2004-Fez conference on Differential Equations and Mechanics.
Electronic Journal of Differential Equations,
Conference 11, 2004, pp. 61-70.
Title: Doubly nonlinear parabolic equations related to the
p-Laplacian operator
Authors: Fatiha Benzekri (Faculte des sciences, Maroc)
Abderrahmane El Hachimi (Faculte des sciences, Maroc)
Abstract:
This paper concerns the doubly nonlinear parabolic P.D.E.
$$
\frac{\partial\beta(u)} {\partial t}-\Delta_p u + f(x,t,u )= 0
\quad \hbox{ in } \Omega\times\mathbb{R}^+,
$$
with Dirichlet boundary conditions and initial data.

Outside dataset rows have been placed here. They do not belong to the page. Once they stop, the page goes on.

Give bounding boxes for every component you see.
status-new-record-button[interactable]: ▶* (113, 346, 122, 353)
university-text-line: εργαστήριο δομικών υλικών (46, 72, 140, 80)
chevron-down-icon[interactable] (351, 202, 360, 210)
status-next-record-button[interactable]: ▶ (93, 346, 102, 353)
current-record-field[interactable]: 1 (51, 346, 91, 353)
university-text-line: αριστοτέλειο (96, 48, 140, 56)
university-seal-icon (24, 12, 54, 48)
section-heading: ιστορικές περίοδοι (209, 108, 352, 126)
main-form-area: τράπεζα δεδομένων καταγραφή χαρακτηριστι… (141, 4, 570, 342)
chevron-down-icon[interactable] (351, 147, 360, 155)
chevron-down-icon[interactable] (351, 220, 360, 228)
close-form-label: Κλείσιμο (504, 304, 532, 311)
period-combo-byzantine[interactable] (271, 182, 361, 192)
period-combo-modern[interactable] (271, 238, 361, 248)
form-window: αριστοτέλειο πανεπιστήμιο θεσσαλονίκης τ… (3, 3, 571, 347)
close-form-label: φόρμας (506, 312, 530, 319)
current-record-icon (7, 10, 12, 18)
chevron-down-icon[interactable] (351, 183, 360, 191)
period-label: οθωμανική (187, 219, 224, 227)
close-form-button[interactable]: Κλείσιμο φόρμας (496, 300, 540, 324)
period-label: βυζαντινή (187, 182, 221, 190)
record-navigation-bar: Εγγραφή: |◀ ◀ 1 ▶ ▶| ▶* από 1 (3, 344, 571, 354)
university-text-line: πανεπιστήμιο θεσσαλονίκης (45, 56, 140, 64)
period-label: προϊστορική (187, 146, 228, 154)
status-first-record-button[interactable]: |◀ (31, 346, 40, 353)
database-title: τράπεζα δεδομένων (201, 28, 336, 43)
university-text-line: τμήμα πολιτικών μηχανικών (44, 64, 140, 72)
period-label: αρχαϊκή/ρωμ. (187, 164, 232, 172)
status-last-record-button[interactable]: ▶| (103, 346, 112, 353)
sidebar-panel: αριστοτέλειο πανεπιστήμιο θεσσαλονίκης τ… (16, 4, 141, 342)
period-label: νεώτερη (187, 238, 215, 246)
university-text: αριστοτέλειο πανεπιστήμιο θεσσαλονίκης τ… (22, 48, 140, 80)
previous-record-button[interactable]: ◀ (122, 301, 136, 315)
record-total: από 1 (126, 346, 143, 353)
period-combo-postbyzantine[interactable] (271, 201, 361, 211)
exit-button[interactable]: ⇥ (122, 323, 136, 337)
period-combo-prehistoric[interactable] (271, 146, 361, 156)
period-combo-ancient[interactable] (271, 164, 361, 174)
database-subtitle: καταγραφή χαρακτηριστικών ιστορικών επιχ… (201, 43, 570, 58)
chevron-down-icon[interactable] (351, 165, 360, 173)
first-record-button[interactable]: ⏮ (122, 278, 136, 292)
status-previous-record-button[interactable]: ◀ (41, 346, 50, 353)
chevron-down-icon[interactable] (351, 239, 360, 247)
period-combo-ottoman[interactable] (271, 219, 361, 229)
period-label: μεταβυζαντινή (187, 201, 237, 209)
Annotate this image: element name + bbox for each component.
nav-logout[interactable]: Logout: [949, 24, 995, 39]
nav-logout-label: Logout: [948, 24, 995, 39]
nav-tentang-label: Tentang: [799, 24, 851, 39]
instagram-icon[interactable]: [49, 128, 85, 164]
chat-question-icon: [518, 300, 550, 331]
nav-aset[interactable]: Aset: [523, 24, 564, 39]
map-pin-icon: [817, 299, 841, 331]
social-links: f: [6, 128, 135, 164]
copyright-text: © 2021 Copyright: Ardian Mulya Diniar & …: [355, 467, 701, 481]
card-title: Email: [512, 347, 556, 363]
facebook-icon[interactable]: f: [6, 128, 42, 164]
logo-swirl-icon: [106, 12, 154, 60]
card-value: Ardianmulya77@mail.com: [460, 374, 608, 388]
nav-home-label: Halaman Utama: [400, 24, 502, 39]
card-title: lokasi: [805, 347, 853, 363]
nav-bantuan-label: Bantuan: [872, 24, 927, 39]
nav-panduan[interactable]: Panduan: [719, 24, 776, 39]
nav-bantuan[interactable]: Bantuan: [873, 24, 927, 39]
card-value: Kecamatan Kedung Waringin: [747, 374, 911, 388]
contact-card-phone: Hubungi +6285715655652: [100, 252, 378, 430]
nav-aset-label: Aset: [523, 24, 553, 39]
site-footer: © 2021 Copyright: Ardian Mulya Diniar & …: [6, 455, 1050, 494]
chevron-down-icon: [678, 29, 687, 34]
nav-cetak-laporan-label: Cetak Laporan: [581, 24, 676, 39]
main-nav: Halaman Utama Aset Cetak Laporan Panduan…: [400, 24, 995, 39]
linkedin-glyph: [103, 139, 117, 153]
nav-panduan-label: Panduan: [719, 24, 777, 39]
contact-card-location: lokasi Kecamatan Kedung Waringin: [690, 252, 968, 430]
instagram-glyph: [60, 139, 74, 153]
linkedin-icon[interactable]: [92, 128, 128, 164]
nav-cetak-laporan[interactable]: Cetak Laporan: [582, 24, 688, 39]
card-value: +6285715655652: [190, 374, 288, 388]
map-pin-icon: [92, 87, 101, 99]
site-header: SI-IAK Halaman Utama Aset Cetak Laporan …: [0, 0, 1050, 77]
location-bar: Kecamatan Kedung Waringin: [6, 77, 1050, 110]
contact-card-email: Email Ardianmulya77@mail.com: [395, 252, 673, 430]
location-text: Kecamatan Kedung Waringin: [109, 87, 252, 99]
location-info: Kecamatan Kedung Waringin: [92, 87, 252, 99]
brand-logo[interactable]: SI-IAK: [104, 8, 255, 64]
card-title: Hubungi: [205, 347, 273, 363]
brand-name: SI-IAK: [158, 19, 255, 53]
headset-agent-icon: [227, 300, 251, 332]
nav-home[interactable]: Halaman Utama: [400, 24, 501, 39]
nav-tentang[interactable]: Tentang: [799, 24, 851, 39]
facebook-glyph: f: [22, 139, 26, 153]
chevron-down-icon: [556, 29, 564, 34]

We investigate here a time-discretization of the continuous
problem by the Euler forward scheme. In addition to
existence, uniqueness and stability questions, we study the
long-time behavior of the solution to the discrete problem.
We prove the existence of a global attractor, and obtain
regularity results under certain restrictions.
Published October 15, 2004.
Math Subject Classifications: 35K15, 35K60, 35J60.
Key Words: p-Laplacian; nonlinear parabolic equations;
semi-discretization; discrete dynamical system; attractor.